The seven pyramids of culture for Cairo
Cairo, the capital of Egypt, is immense. With its almost twenty million inhabitants, it is the most densely populated metropolis on the African continent. It stands at the southern end of the great delta of the Nile, at the point where the desert gives way to the fertile lands of Lower Egypt.
Modern Cairo is a chaotic expanse of houses and concrete that is rapidly overwhelming the traditional plantations of date palms and ancient vegetable gardens which, in former times, fringed the banks of the Nile with greenery. Today, Egypt's remaining agricultural land is being used up and replaced by large neighbourhoods saturated with housing, often with no parks or public urban spaces.
This tangled urban system extends for 37 kilometers from Al Khankah all the way to the Giza plateau, where theshanty towns have extended to the foot of the ancient pyramids. This problem of spontaneous suburbs that grow up without adhering to any urban planning rules is a concern for many of the chaotic, very polluted metropolises in Africa, Asia and South America.
These seven new pyramids for Cairo are conceived as seats of cultural and academic centres, where new generations of Egyptian students will be educated. These pyramids are intended to stand as privileged points of observation and as places for reflection and moral thinking. The intention of the project is to highlight the urban catastrophe that is present-day Cairo, putting it on exhibition as though it were a vast contemporary art installation. Anyone will be able to climb up from the city to the highest level of these futuristic pyramids, from there to observe Cairo from a new point of view: the viewpoint of each individual’s private moral conscience.

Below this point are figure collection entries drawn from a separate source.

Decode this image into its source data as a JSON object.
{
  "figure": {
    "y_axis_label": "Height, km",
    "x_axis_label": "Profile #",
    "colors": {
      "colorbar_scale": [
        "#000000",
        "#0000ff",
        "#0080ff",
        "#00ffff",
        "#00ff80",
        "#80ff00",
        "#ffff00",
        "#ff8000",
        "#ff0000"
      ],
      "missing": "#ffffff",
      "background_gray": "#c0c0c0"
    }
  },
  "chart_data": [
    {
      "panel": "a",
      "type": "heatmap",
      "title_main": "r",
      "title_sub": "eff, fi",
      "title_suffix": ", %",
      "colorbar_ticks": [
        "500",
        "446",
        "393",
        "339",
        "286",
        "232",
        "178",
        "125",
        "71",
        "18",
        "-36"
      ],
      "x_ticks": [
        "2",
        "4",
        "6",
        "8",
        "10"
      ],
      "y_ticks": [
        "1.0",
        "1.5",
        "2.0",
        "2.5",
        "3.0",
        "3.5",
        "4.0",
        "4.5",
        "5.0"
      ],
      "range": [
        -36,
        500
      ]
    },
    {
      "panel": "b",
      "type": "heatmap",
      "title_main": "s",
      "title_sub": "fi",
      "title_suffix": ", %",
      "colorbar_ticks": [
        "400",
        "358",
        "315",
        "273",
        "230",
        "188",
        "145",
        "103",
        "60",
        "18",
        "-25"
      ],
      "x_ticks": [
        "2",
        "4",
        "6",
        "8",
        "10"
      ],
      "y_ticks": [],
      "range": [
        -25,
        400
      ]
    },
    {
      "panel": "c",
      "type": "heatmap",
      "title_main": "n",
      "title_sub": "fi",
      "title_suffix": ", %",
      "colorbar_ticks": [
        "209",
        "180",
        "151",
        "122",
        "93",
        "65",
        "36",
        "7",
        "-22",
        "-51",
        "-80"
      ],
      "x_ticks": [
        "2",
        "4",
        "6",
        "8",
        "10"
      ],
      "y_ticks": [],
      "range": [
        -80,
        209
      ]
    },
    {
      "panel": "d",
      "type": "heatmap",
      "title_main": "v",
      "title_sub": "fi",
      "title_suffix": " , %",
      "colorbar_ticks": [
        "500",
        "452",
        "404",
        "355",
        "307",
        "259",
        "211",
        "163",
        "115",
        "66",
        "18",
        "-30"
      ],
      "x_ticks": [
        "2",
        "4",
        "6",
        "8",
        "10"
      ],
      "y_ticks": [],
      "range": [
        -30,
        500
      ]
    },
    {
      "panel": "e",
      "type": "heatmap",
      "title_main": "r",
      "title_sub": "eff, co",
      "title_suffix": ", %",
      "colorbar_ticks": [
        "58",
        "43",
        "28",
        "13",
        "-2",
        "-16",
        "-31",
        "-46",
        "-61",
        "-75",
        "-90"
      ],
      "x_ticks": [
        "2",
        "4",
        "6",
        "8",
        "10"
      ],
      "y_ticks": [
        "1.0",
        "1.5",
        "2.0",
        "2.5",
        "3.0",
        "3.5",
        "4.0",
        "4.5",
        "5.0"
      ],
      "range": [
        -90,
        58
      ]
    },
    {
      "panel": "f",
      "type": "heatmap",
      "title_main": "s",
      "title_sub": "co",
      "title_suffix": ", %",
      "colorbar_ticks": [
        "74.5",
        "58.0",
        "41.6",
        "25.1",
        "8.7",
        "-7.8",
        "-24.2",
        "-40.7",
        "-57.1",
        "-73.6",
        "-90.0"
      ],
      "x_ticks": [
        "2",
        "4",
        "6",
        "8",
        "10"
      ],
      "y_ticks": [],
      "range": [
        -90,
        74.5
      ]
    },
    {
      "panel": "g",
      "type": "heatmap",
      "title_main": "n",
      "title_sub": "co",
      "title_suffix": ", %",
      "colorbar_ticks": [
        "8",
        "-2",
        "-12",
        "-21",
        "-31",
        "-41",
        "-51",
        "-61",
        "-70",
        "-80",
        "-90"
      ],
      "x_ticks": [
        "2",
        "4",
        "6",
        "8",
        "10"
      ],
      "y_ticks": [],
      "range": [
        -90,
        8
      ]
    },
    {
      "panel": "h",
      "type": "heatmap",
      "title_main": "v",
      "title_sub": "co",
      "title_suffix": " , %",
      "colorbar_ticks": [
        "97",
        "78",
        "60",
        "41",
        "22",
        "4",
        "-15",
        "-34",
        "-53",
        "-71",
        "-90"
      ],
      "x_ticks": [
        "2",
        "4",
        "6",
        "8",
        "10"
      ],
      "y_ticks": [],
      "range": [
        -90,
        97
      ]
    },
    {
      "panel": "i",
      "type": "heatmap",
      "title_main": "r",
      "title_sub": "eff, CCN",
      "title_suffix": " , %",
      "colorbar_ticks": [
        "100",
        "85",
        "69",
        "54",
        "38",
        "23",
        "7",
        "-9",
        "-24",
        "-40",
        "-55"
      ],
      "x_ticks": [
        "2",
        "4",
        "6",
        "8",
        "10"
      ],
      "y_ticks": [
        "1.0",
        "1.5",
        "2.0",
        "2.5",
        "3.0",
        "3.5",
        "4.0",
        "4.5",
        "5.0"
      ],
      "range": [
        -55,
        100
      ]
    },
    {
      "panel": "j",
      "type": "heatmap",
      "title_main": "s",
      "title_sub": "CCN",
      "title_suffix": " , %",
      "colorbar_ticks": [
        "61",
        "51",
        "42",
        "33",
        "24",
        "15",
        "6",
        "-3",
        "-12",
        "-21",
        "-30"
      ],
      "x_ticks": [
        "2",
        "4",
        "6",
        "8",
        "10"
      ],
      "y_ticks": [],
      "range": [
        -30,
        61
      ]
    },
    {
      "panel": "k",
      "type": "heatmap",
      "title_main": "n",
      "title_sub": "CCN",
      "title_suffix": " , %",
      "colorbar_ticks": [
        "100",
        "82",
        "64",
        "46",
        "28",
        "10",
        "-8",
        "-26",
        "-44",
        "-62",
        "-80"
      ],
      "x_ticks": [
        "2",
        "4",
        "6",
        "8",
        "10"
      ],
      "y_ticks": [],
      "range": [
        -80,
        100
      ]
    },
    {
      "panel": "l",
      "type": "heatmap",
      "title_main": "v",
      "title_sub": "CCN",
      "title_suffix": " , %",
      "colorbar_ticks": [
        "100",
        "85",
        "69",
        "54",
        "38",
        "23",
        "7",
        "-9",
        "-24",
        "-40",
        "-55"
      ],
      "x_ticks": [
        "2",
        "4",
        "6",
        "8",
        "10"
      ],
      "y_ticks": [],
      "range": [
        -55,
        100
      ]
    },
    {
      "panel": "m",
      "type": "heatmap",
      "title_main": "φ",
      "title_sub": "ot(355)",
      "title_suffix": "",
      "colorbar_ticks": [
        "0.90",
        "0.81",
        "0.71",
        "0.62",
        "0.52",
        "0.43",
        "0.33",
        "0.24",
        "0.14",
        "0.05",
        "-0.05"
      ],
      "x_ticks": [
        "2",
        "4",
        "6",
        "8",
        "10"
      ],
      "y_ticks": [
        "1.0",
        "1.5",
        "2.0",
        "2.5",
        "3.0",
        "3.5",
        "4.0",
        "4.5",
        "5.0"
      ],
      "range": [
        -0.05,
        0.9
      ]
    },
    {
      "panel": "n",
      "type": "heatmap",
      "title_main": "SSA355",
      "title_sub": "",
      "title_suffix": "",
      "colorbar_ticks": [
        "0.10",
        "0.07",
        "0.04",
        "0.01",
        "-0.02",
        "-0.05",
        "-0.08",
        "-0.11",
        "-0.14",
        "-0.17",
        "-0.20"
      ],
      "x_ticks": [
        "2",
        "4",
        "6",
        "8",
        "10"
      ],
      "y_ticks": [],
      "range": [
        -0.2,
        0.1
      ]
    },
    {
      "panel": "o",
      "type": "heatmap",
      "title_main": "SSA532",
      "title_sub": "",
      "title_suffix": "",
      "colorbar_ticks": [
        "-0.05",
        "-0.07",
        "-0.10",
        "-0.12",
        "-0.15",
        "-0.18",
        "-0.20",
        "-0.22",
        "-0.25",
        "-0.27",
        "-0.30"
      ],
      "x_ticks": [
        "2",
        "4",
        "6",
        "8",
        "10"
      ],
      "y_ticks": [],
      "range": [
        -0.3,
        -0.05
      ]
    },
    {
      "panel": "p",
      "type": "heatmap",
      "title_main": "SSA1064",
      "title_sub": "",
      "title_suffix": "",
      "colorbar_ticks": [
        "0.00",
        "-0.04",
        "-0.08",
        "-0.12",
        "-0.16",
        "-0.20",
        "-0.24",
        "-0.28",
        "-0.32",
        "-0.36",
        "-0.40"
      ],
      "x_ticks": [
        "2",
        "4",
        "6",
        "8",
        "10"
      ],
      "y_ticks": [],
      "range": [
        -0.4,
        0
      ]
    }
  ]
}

The monumental size of these seven pyramids enables them to establish a dialogue with the ancient pyramids of the Pharaohs. The intention of the project is to criticise the consumption of land that is being perpetrated by contemporary urban planning. The new pyramids represent a new city of culture positioned above the chaotic city, on a new urban level. This idea of creating parallel cities superimposed on existing cities is offered as a suggestion for how the cities of the future will have to be smaller and must develop on superimposed levels,in a more efficient and ecological way.
These seven pyramids resemble enormous steel spiders with very tall slender legs that seem to besiege the city, forming an autonomous urban system positioned high above Cairo. Each pyramid will be a centre of cultural creation, whose role will be to disseminate new positive ideas aimed at regenerating this disordered African metropolis. Each pyramid will be identified with the name of one of the ancient Egyptian gods. They will host a School of Architecture and Urbanism, a Papyrus Restoration Institute, a National Library, a School of Traditional Crafts, a Faculty of Botany, and other educational facilities. Together they will constitute a cultural loop that has the potential to educate and prepare the new generations of Cairo professionals and managers, based on principles of better landscape and environmental sustainability.
All the pyramids will be connected by a monorail similar to a high-level metro system, with a station at the base of each pyramid, so that it becomes possible to move around from place to place at high level across this urban cultural network. Large panoramic lifts and stair towers, positioned inside the columns, will make it possible to move upwards, away from the chaotic city and into the cultural city.
Terraces at the top of the pyramids will act as large panoramic squares looking over the city, where students and tourists can stroll and discuss pleasurably, in a modern high-level version of the Greek agora.
The seven pyramids have been designed in an inverted version, with their apices pointing downwards to indicate, in a metaphorical sense, the idea of subverting the uncontrolled urban development that is destroying nature and its fragile ecological systems.